We conclude that a reasonable jury could find that LFA, not Lane, was the owner of the funds at issue and that, because Lane did not have the authority to transfer LFA's money to defendant, LFA's right of possession was superior to defendant's.   Lane claimed to be a lender with her own LFA investment accounts;  she did not claim to own the funds in LFA's checking accounts.   The jury could find that LFA was established and represented to lenders as a trust-that is, as an entity distinct from Lane herself-and that Lane was not the principal, but merely the general manager.   According to Lane's own testimony, she was an employee of the trust who  needed approval from LFA's trustees to hire employees and to pay out funds.   A jury could find that Lane had no approval from LFA's trustees to transfer money to defendant;  indeed, a jury could find that Lane was not in contact with LFA's trustees throughout LFA's period of operations.   In short, a reasonable jury could credit the evidence that LFA was a trust that owned the funds and that Lane, its manager, transferred its money to defendant without any authorization to do so.   The jury thus could conclude that LFA had a right of possession superior to defendant's right.

Defendant contends that such a theory of LFA's ownership fails because, under Oregon securities law, LFA cannot be a trust-and thus, presumably, it was not an entity that could own property separately from Lane.
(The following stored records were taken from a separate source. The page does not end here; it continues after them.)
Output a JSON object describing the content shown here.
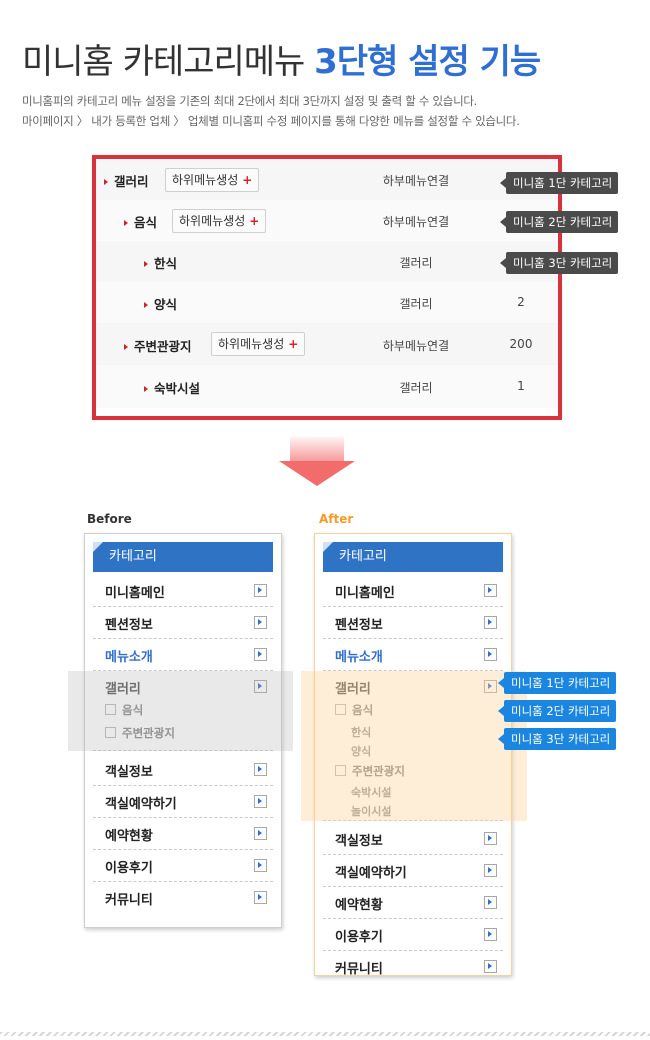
{
  "heading": {
    "title_plain": "미니홈 카테고리메뉴 ",
    "title_highlight": "3단형 설정 기능",
    "desc_line1": "미니홈피의 카테고리 메뉴 설정을 기존의 최대 2단에서 최대 3단까지 설정 및 출력 할 수 있습니다.",
    "desc_line2": "마이페이지 〉 내가 등록한 업체 〉 업체별 미니홈피 수정 페이지를 통해 다양한 메뉴를 설정할 수 있습니다."
  },
  "settings_table": {
    "rows": [
      {
        "name": "갤러리",
        "button": "하위메뉴생성",
        "type": "하부메뉴연결",
        "num": "",
        "tag": "미니홈 1단 카테고리"
      },
      {
        "name": "음식",
        "button": "하위메뉴생성",
        "type": "하부메뉴연결",
        "num": "",
        "tag": "미니홈 2단 카테고리"
      },
      {
        "name": "한식",
        "button": "",
        "type": "갤러리",
        "num": "",
        "tag": "미니홈 3단 카테고리"
      },
      {
        "name": "양식",
        "button": "",
        "type": "갤러리",
        "num": "2",
        "tag": ""
      },
      {
        "name": "주변관광지",
        "button": "하위메뉴생성",
        "type": "하부메뉴연결",
        "num": "200",
        "tag": ""
      },
      {
        "name": "숙박시설",
        "button": "",
        "type": "갤러리",
        "num": "1",
        "tag": ""
      }
    ],
    "plus_symbol": "+"
  },
  "labels": {
    "before": "Before",
    "after": "After"
  },
  "before_menu": {
    "header": "카테고리",
    "items": [
      "미니홈메인",
      "펜션정보",
      "메뉴소개",
      "갤러리",
      "객실정보",
      "객실예약하기",
      "예약현황",
      "이용후기",
      "커뮤니티"
    ],
    "gallery_subs": [
      "음식",
      "주변관광지"
    ]
  },
  "after_menu": {
    "header": "카테고리",
    "items": [
      "미니홈메인",
      "펜션정보",
      "메뉴소개",
      "갤러리",
      "객실정보",
      "객실예약하기",
      "예약현황",
      "이용후기",
      "커뮤니티"
    ],
    "level2": [
      "음식",
      "주변관광지"
    ],
    "level3_food": [
      "한식",
      "양식"
    ],
    "level3_tour": [
      "숙박시설",
      "놀이시설"
    ],
    "tags": [
      "미니홈 1단 카테고리",
      "미니홈 2단 카테고리",
      "미니홈 3단 카테고리"
    ]
  },
  "colors": {
    "accent_blue": "#2f6fd1",
    "table_border": "#d8333c",
    "after_label": "#f79a26",
    "tag_blue": "#1b86e0",
    "tag_dark": "#4b4b4b"
  }
}
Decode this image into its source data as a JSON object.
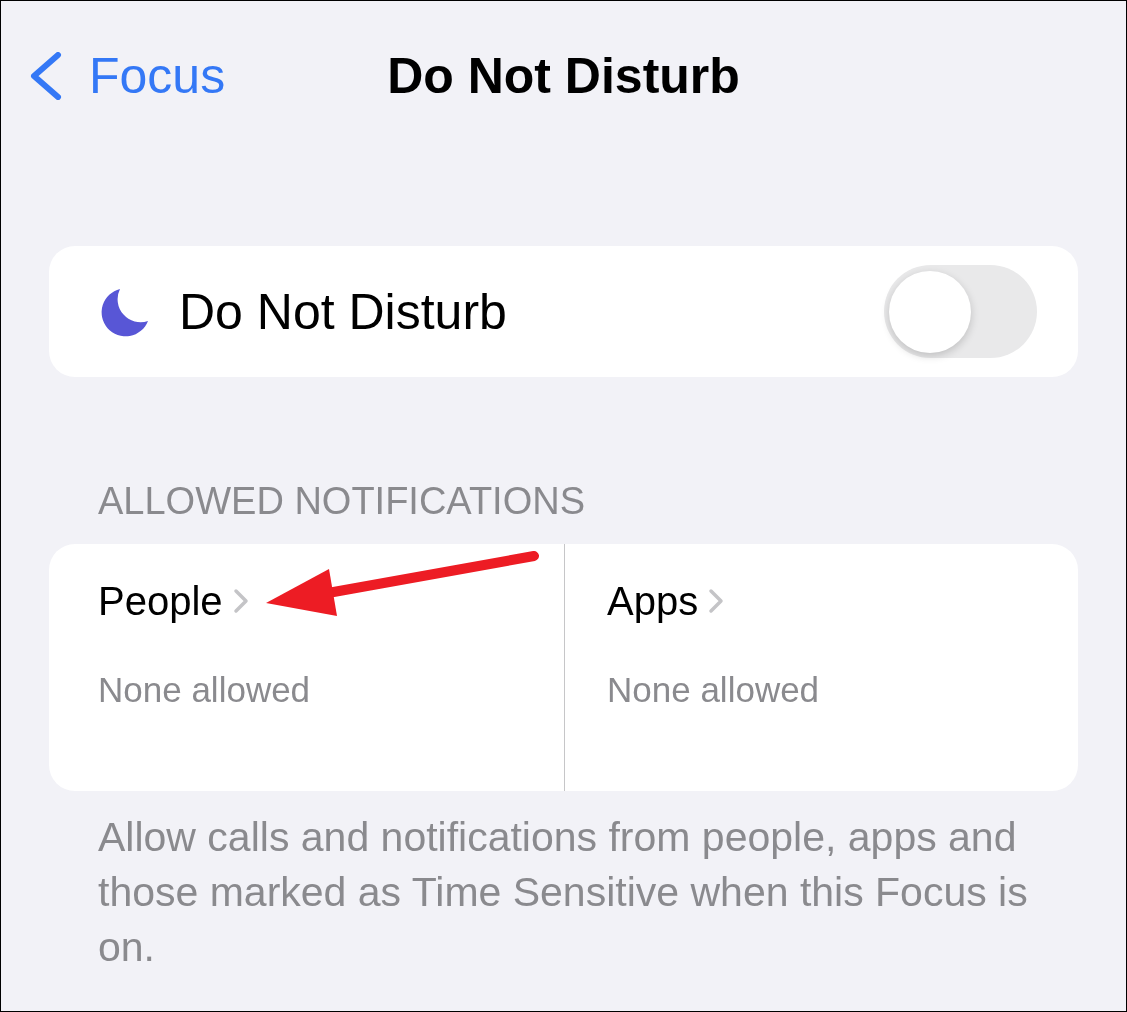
{
  "nav": {
    "back_label": "Focus",
    "title": "Do Not Disturb"
  },
  "focus_toggle": {
    "label": "Do Not Disturb",
    "on": false
  },
  "allowed_notifications": {
    "header": "ALLOWED NOTIFICATIONS",
    "tiles": [
      {
        "title": "People",
        "status": "None allowed"
      },
      {
        "title": "Apps",
        "status": "None allowed"
      }
    ]
  },
  "footer": "Allow calls and notifications from people, apps and those marked as Time Sensitive when this Focus is on."
}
Pursuant to defendant's convictions for crimes involving securities, the state established that the lenders' interests in LFA were securities-specifically, investment contracts. ORS 59.015(19)(a).   Defendant reasons that LFA therefore cannot be a trust, because a security does not include “[a] beneficial interest in a voluntary inter vivos trust unless the trust * * * is part of an attempt to evade the provisions of [the Oregon Securities Law.]” ORS 59.015(19)(b)(B).

That, however, is exactly what a reasonable jury could infer-that LFA was part of an attempt to evade the Oregon Securities Law and thus is not subject to the exclusion applicable to other trusts.   Defendant described LFA to lenders as an investment company, and Lane had been warned that such “loans” were likely securities.   The loans made to LFA were investment contracts, yet defendant and his codefendants nevertheless represented to lenders that the loans were not securities.   A jury could find that they did so as part of an effort to evade state securities laws.   Despite lenders' investment contracts with LFA, a jury could conclude that LFA was a trust, that is, an entity distinct from Lane with ownership interests separate from those of Lane.
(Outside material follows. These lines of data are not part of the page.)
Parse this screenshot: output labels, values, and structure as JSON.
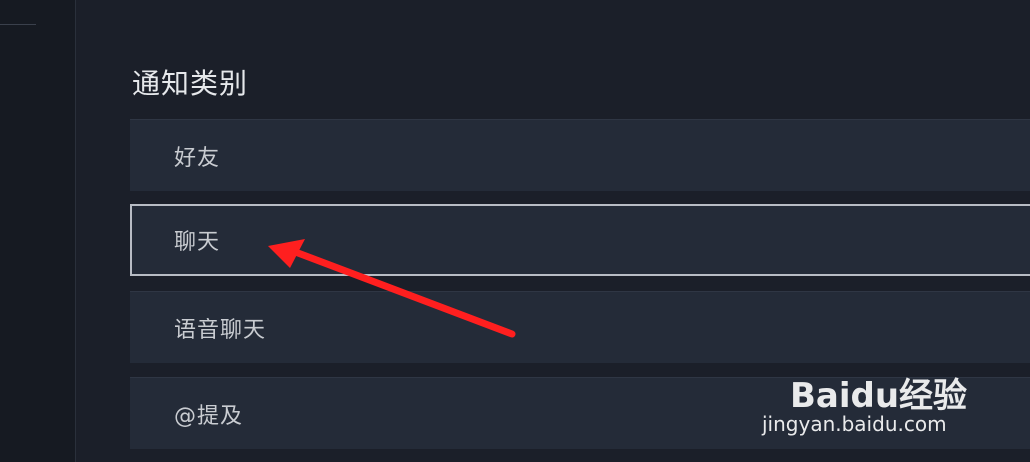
{
  "section_title": "通知类别",
  "categories": [
    {
      "label": "好友",
      "selected": false
    },
    {
      "label": "聊天",
      "selected": true
    },
    {
      "label": "语音聊天",
      "selected": false
    },
    {
      "label": "@提及",
      "selected": false
    }
  ],
  "annotation": {
    "type": "red-arrow",
    "color": "#ff1f1f"
  },
  "watermark": {
    "logo": "Baidu经验",
    "url": "jingyan.baidu.com"
  }
}
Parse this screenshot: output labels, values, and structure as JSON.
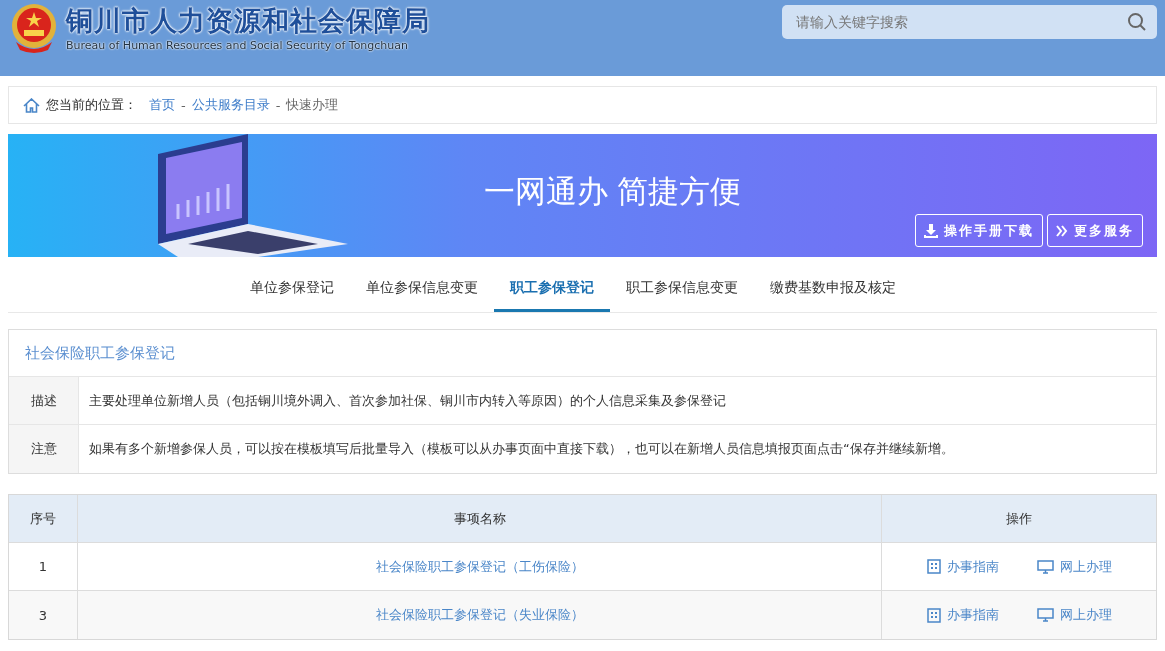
{
  "header": {
    "title": "铜川市人力资源和社会保障局",
    "subtitle": "Bureau of Human Resources and Social Security of Tongchuan",
    "search": {
      "placeholder": "请输入关键字搜索"
    }
  },
  "breadcrumb": {
    "label": "您当前的位置：",
    "items": [
      {
        "text": "首页",
        "kind": "link"
      },
      {
        "text": "-",
        "kind": "sep"
      },
      {
        "text": "公共服务目录",
        "kind": "link"
      },
      {
        "text": "-",
        "kind": "sep"
      },
      {
        "text": "快速办理",
        "kind": "current"
      }
    ]
  },
  "banner": {
    "slogan": "一网通办 简捷方便",
    "buttons": [
      {
        "label": "操作手册下载",
        "kind": "download"
      },
      {
        "label": "更多服务",
        "kind": "more"
      }
    ]
  },
  "tabs": [
    {
      "label": "单位参保登记",
      "selected": false
    },
    {
      "label": "单位参保信息变更",
      "selected": false
    },
    {
      "label": "职工参保登记",
      "selected": true
    },
    {
      "label": "职工参保信息变更",
      "selected": false
    },
    {
      "label": "缴费基数申报及核定",
      "selected": false
    }
  ],
  "info": {
    "title": "社会保险职工参保登记",
    "rows": [
      {
        "label": "描述",
        "text": "主要处理单位新增人员（包括铜川境外调入、首次参加社保、铜川市内转入等原因）的个人信息采集及参保登记"
      },
      {
        "label": "注意",
        "text": "如果有多个新增参保人员，可以按在模板填写后批量导入（模板可以从办事页面中直接下载），也可以在新增人员信息填报页面点击“保存并继续新增。"
      }
    ]
  },
  "table": {
    "columns": [
      "序号",
      "事项名称",
      "操作"
    ],
    "rows": [
      {
        "no": "1",
        "name": "社会保险职工参保登记（工伤保险）",
        "actions": [
          {
            "label": "办事指南",
            "kind": "guide"
          },
          {
            "label": "网上办理",
            "kind": "online"
          }
        ]
      },
      {
        "no": "3",
        "name": "社会保险职工参保登记（失业保险）",
        "actions": [
          {
            "label": "办事指南",
            "kind": "guide"
          },
          {
            "label": "网上办理",
            "kind": "online"
          }
        ]
      }
    ]
  }
}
A reasonable jury also could find that, even if defendant did not directly take funds from LFA, he aided and abetted Lane in doing so.   Although defendant contends that the state did not present an aid and abet theory in the trial court, not only did the state do so, but defendant acknowledged that  the theory was in play.   After noting that the jury would be instructed on aiding and abetting, defendant's counsel explained to the jury in his closing argument that, if “you've decided that [defendant] didn't have a conscious objective to take anything from anybody, you still can consider [whether he had] a conscious objective to assist somebody else in doing that.”   A reasonable jury could conclude that defendant helped bring money into LFA, knowing that Lane was making unauthorized transfers of funds from LFA and intending to help her do so.



1.   Defendant also assigns error to the trial court's denial of his motion for a judgment of acquittal-which defendant and the state agree was effectively a demurrer-on four counts of securities fraud. We reject that assignment of error without discussion.

2.   Defendant was tried with three codefendants:  Lane;  Lane's husband, Darryl Garrett;  and defendant's wife, Margaret Chapman.